Reconnaissant son incapacité à obtenir les réformes électorales souhaitées la candidate affirme que sa priorité est désormais la présidentielle du 25 octobre.
La prochaine rencontre, initialement prévue ce vendredi matin au siège du PDCI, se déroulera sans sa présence effective. La candidate à la présidentielle du 25 octobre, Simone Ehivet Gbagbo, a jeudi soir sa décision de se faire annoncée représenter aux activités de la Coalition pour l’Alternance Pacifique en Côte d’Ivoire (CAP-CI) afin de se consacrer pleinement à sa pré-campagne et à sa campagne électorale.
“Le temps très court”
Dans une déclaration envoyée aux membres ce 25 septembre, la présidente du Mouvement des Générations Capables (MGC) explique que la CAP-CI, créée pour promouvoir des réformes électorales et des élections inclusives, libres et transparentes, n’a pas obtenu les changements souhaités dans le système électoral.

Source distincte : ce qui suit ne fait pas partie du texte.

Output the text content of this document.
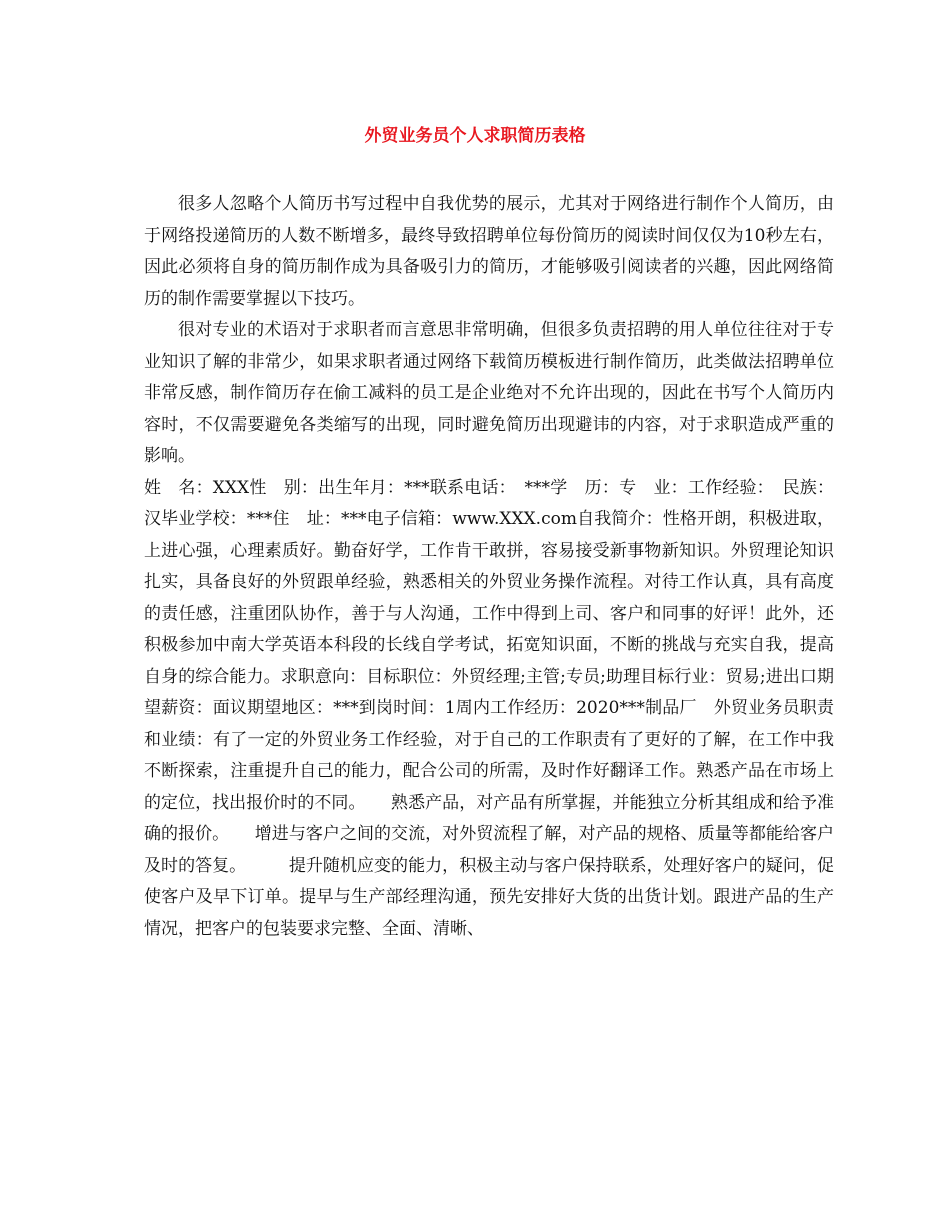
外贸业务员个人求职简历表格

很多人忽略个人简历书写过程中自我优势的展示，尤其对于网络进行制作个人简历，由于网络投递简历的人数不断增多，最终导致招聘单位每份简历的阅读时间仅仅为10秒左右，因此必须将自身的简历制作成为具备吸引力的简历，才能够吸引阅读者的兴趣，因此网络简历的制作需要掌握以下技巧。

很对专业的术语对于求职者而言意思非常明确，但很多负责招聘的用人单位往往对于专业知识了解的非常少，如果求职者通过网络下载简历模板进行制作简历，此类做法招聘单位非常反感，制作简历存在偷工减料的员工是企业绝对不允许出现的，因此在书写个人简历内容时，不仅需要避免各类缩写的出现，同时避免简历出现避讳的内容，对于求职造成严重的影响。

姓　名：XXX性　别：出生年月：***联系电话：　***学　历：专　业：工作经验：　民族：汉毕业学校：***住　址：***电子信箱：www.XXX.com自我简介：性格开朗，积极进取，上进心强，心理素质好。勤奋好学，工作肯干敢拼，容易接受新事物新知识。外贸理论知识扎实，具备良好的外贸跟单经验，熟悉相关的外贸业务操作流程。对待工作认真，具有高度的责任感，注重团队协作，善于与人沟通，工作中得到上司、客户和同事的好评！此外，还积极参加中南大学英语本科段的长线自学考试，拓宽知识面，不断的挑战与充实自我，提高自身的综合能力。求职意向：目标职位：外贸经理;主管;专员;助理目标行业：贸易;进出口期望薪资：面议期望地区：***到岗时间：1周内工作经历：2020***制品厂　外贸业务员职责和业绩：有了一定的外贸业务工作经验，对于自己的工作职责有了更好的了解，在工作中我不断探索，注重提升自己的能力，配合公司的所需，及时作好翻译工作。熟悉产品在市场上的定位，找出报价时的不同。　　熟悉产品，对产品有所掌握，并能独立分析其组成和给予准确的报价。　　增进与客户之间的交流，对外贸流程了解，对产品的规格、质量等都能给客户及时的答复。　　　提升随机应变的能力，积极主动与客户保持联系，处理好客户的疑问，促使客户及早下订单。提早与生产部经理沟通，预先安排好大货的出货计划。跟进产品的生产情况，把客户的包装要求完整、全面、清晰、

Elle déplore que le gouvernement n’ait pas accepté de convoquer le dialogue politique avec les partis d’opposition et les organisations de la société civile.
« Avec bonne foi et responsabilité, je me suis pleinement investie dans ce projet… mais force est de constater aujourd’hui que la CAP-Côte d’Ivoire n’a pas réussi à obtenir les réformes du système électoral désirées », écrit Simone Gbagbo.
L’ancienne Première Dame, dont la candidature a été validée le 8 septembre dernier par le Conseil constitutionnel, précise que sa priorité est désormais la campagne présidentielle. « Car l’enjeu est grand, l’attente du peuple très forte, et le temps très court », argumente-t-elle.
Équilibres internes fragilisés
Créée le 10 mars 2025, la CAP-CI réunit une vingtaine de partis d’opposition, dont le PDCI-RDA, qui en assure la présidence, le FPI d’Affi N’Guessan, le COJEP de Charles Blé Goudé et le MGC de Simone Gbagbo, actuelle porte-parole de la coalition.
Mais les équilibres internes ont été fragilisés après la mise en cause de la binationalité du président du PDCI, Tidjane Thiam, finalement recalé par le Conseil constitutionnel. Depuis, le PDCI a pris ses distances de la CAP-CI et s’est rapproché du Front commun conduit par Laurent Gbagbo, lui aussi recalé.
Alors que certains opposants l’accusent de manquer de solidarité et de vouloir légitimer un quatrième mandat du président Ouattara, la candidate appelle néanmoins les membres de la CAP-CI à s’investir dans « ce nouveau chantier de l’histoire de notre nation », tout en réaffirmant que le MGC demeure fidèle à sa vocation : proposer une « alternative crédible » et rassembler les forces patriotiques pour « une Côte d’Ivoire réconciliée, souveraine et transformée ».
« La marche vers la victoire a commencé et elle sera à portée par votre foi, votre détermination et votre courage », conclut Simone Ehivet Gbagbo.